Time-series (successive transverse cross-sections in the distal direction, which is upward in the figure) of TGF-β concentration in a growing limb bud, corresponding to the pathology of extra digits (four digits form instead of three; see figure 9).

Figure 9.

(a) Fibronectin distribution and (b) cell condensation, after 940 Monte Carlo steps, corresponding to the TGF-β (first) prepattern in figure 8.

Figure 10 shows a case of fused skeletal elements, corresponding in certain respects to the pathology of the human genetic condition known as Apert's syndrome described in Cohen & Kreiborg (1995). Figure 10a shows the TGF-β prepattern along the distally growing limb bud. In the proximal region, the one-cylinder pattern (one spot in transverse section) is stable, followed by a bifurcation of the solution into two cylindrical elements (two spots in cross-section). The two elements then fuse into one long stripe in the transverse section. Figure 10b displays the corresponding fibronectin pattern. We obtained this pathology by setting d_ax=d_ix=1/14 in the digits (the three-skeletal-element region) instead of 1/12 (see table 3), and having the transitions in d_ax and d_ix occur later than normal, e.g. owing to an abnormal limb-cross-section aspect ratio or abnormal FGF signalling. Significantly, Apert's syndrome results from aberrant FGF signal transduction owing to an abnormal FGF receptor (Wilkie et al. 1995).

Figure 10.

(a) Time-series (successive transverse cross-sections in the distal direction) of the TGF-β concentration in a growing limb bud, corresponding to the pathology of Apert's syndrome. (b) The fibronectin concentration field after 500 Monte Carlo steps (limb not fully formed). The radius and ulna fuse and digits fail to form.

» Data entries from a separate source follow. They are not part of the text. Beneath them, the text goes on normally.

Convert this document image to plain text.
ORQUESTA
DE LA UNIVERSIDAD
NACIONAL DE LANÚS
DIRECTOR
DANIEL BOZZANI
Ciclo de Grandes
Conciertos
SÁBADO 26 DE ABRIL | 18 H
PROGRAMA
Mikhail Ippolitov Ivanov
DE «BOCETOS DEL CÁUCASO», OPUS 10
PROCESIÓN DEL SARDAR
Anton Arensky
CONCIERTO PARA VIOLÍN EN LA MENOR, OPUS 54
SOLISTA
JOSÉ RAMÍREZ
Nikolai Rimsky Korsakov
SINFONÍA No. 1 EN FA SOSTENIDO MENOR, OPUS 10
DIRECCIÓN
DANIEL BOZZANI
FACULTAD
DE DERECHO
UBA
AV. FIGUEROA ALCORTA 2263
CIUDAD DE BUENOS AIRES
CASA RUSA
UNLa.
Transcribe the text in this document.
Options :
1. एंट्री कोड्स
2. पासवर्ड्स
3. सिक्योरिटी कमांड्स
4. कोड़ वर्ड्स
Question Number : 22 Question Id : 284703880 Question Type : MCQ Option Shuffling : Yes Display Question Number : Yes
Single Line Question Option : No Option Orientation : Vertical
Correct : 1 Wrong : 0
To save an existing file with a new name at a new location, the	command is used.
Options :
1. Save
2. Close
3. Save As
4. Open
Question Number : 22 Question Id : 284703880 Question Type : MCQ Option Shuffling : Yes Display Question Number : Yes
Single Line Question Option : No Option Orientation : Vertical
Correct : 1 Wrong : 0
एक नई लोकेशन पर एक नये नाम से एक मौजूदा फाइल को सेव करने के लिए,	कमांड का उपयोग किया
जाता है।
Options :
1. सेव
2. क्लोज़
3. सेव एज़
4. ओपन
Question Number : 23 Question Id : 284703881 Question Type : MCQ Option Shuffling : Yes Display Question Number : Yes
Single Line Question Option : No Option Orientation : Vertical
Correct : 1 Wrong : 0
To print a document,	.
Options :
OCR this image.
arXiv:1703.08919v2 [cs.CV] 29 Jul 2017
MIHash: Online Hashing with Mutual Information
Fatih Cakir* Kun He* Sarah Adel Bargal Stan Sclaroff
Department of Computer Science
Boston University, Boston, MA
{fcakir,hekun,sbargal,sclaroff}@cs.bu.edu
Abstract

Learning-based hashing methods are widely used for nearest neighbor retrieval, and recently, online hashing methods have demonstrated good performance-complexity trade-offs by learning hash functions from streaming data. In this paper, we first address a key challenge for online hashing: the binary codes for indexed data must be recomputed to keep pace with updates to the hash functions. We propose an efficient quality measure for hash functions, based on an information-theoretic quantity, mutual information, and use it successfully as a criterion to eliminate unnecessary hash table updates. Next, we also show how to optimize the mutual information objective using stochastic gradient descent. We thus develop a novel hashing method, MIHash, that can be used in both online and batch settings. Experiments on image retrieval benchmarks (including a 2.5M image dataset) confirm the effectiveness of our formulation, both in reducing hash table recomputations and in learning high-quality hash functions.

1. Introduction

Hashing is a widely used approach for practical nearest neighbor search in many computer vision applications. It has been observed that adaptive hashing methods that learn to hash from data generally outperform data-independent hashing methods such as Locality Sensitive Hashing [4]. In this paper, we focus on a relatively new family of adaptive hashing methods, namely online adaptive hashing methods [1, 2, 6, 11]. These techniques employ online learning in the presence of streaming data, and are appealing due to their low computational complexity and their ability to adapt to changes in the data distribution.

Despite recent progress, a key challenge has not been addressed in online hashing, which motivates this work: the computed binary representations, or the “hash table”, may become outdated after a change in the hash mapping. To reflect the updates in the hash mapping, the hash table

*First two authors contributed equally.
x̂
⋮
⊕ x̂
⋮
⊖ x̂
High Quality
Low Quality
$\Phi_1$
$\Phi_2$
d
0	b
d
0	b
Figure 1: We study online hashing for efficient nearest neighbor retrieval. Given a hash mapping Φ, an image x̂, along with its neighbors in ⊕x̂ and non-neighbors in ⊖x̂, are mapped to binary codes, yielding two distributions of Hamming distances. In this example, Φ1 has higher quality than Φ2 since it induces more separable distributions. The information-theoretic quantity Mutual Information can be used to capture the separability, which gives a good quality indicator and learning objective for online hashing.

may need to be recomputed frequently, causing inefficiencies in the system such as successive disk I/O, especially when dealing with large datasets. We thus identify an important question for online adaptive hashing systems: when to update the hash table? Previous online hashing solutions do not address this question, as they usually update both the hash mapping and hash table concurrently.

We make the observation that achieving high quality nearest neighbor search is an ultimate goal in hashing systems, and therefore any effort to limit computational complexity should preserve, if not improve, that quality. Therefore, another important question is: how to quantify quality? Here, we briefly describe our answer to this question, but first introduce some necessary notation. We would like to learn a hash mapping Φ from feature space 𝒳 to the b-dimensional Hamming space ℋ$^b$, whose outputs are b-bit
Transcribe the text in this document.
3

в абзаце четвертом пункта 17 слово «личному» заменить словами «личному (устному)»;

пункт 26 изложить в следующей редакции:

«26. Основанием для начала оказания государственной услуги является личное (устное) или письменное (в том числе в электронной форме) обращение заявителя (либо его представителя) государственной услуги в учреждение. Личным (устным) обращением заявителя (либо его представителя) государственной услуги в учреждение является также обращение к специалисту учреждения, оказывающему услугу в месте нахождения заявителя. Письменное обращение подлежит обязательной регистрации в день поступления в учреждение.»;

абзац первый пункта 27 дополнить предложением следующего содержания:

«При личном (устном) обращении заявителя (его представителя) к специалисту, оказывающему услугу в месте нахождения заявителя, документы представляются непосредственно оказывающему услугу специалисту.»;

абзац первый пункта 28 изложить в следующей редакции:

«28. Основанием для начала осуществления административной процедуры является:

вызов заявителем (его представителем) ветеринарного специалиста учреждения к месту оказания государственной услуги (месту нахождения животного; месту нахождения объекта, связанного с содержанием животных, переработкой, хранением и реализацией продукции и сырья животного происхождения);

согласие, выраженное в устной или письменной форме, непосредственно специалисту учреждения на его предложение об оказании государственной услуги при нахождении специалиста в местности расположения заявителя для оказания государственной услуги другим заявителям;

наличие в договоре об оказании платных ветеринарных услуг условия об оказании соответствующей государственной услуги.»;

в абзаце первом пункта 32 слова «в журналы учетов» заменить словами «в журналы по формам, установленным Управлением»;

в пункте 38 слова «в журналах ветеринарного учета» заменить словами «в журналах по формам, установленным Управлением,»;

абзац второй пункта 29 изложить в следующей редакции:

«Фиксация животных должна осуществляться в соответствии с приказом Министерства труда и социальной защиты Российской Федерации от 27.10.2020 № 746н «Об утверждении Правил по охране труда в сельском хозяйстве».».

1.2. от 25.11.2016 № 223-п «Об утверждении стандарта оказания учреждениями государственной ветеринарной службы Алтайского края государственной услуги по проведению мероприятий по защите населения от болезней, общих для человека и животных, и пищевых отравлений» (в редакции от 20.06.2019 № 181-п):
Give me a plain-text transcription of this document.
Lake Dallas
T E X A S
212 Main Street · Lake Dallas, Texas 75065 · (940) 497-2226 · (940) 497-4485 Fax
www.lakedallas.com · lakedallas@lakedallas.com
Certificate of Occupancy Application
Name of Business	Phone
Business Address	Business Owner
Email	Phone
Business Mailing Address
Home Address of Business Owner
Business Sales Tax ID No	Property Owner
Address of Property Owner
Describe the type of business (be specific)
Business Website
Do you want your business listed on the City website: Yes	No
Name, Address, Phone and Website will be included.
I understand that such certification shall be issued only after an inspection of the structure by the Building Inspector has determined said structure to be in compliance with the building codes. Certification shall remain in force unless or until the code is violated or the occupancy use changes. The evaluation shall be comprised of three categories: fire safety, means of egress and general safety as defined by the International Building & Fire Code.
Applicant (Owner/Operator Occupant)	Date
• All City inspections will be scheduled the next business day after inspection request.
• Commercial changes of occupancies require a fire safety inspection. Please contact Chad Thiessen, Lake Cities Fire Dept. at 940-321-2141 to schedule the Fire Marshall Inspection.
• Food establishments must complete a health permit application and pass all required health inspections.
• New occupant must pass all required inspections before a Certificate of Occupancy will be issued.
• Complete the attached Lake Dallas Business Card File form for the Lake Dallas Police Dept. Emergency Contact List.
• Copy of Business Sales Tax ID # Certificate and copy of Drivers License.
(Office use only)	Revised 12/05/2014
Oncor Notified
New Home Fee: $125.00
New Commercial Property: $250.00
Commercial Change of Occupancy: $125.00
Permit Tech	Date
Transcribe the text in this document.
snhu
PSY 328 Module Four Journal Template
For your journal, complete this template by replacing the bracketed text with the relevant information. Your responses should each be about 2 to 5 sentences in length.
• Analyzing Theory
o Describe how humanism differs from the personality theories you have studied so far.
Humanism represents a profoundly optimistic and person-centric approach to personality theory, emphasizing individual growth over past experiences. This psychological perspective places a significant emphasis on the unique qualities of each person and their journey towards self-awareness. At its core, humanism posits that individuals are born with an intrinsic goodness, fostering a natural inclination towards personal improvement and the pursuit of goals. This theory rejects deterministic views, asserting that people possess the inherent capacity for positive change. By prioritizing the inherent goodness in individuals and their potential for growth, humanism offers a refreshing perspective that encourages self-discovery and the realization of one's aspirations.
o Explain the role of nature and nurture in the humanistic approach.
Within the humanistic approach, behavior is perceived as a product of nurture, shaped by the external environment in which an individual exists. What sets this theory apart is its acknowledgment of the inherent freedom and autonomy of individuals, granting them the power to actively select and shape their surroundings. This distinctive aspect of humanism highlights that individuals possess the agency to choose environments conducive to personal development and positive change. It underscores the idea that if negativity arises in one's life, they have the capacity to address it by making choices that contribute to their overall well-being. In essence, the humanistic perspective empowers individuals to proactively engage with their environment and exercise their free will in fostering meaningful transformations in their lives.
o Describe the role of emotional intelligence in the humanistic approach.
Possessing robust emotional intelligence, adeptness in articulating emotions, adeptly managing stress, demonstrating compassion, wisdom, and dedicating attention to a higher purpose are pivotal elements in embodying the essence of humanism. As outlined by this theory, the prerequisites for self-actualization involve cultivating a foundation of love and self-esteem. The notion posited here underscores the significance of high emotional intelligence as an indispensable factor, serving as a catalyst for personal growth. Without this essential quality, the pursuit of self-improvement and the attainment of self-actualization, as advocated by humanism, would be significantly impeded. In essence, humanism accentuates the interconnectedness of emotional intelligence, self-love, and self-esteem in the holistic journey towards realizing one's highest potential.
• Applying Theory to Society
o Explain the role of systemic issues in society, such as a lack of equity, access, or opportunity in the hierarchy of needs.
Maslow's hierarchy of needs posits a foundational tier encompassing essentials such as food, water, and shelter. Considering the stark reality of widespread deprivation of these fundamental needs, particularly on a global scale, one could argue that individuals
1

The two pathological cases suggest that domain-size changes in the apical and active zones, which we implemented a priori, affect the location and periodicity of skeletal element condensations. A more complete model, which we are currently developing, would employ the FGF signalling from the AER to control the evolution of the apical and active zones, Hox and Gli3 transcription factor gradients to control limb shape, and gradients of morphogens such as Sonic hedgehog and Wnt-7A to control antero-posterior and dorso-ventral patterning (reviewed in Tickle 2003).